“Be careful, Eugenia.”
“Aren’t I always?” I offered him my best smile.
He glanced past me to Wilder, and I wasn’t sure which particular memory of the last year Callum was thinking about, but he frowned, his brows knitting together, and said, “Not as much as I’d like, sometimes.”
Chapter Five
Wilder and I drove down the highway towards New Orleans in relative silence. I tried to turn on the radio at one point, but the incessant chatter of the DJs was too distracting, and I had to turn it off.
I needed time to think.
I considered Callum’s words about calling Secret, and briefly second-guessed my decision to leave her out of it. This was precisely the kind of situation Secret was best equipped to handle. There was no one I knew who could tackle shit hitting the fan with the balls-out bravery of Secret McQueen.
But something told me it wasn’t right to mix her up in this.

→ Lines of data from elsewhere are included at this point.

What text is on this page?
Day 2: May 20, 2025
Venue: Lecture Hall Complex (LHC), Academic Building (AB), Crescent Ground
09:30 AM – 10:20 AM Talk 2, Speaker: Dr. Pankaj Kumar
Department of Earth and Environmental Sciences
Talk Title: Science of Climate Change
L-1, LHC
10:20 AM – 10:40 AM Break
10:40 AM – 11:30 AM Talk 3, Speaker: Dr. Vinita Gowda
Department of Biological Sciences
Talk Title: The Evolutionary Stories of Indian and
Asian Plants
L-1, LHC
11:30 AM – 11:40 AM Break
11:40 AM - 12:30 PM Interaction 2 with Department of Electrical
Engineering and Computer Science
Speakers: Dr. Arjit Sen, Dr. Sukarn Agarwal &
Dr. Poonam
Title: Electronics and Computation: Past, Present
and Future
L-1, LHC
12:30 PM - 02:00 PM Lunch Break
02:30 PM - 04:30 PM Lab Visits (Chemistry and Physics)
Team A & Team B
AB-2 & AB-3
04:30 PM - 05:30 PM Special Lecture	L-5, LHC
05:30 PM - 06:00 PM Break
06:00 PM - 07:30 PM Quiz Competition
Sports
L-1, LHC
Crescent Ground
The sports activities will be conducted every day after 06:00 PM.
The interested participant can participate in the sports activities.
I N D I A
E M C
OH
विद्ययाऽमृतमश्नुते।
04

For one thing, the Southern packs weren’t her problem anymore. In spite of the fact that she was still a Southern princess in name, she was now an Eastern pack queen by marriage. The East would always take precedence.
And more than that, she was currently working out of Los Angeles, helping the West Coast vampire Tribunal learn to function alongside the city’s government. Six months earlier she had told me it might take a few weeks. Now she wasn’t sure she’d be done by Christmas.
She had enough to deal with without having my problems added to her plate.
And I was old enough and in a position now where I couldn’t just have my big sister jump in and save me when things got too hard.
In the faint twilight, our surroundings on the highway took on an eerie, atmospheric quality that gave me the chills. Everything was cloaked in shadow, with only the slightest suggestion of shape or texture. Outside the swath of light cut by my headlights, it was hard to tell what was what.
Every shadow seemed to be moving, every tree might have a person hiding behind it. My eyes started to play tricks on me, and no matter where I looked I thought I caught a glimpse of Mercy.
Soon I had worked myself up into quite a panic, my pulse racing and a thin film of sweat dampening the back of my t-shirt. It wasn’t like me to get so worked up. I’d been through some genuinely harrowing stuff, even in the past week, and as scary as it could get I normally didn’t let myself get so spooked.
This was different.
The whole situation felt so monumentally out of my control I didn’t even know how to begin to fix it, and I was the kind of person who needed to have a solution available.
D
emon? Cool, there were ceremonies for that.
Werewolf-murdering cult? Yup, I could kill their leader and expose them to the world.
Dead mother back from the grave to exact a horrible revenge on those who had hurt her?
I was drawing a blank.
That’s what really scared me, and that’s the real reason I was so determined to solve this myself. I needed to come up with a solution for this problem and get Mercy back in the ground ASAP before she was able to wreak any more havoc. Only one thing was missing.
A plan.
I hated not knowing what my next step was.
Something on the shoulder of the highway caught my attention for a split second, my gaze leaving the road.
Nothing, just another shadow.
When I looked back to the highway there was a woman standing in the middle of the road.
Wilder slammed on the brakes, so I knew right away I wasn’t imagining her. I
rocked forward in my seat, and though the seatbelt held me safely, Wilder’s arm still shot out protectively to hold me back. Always thinking of me first, before anything else.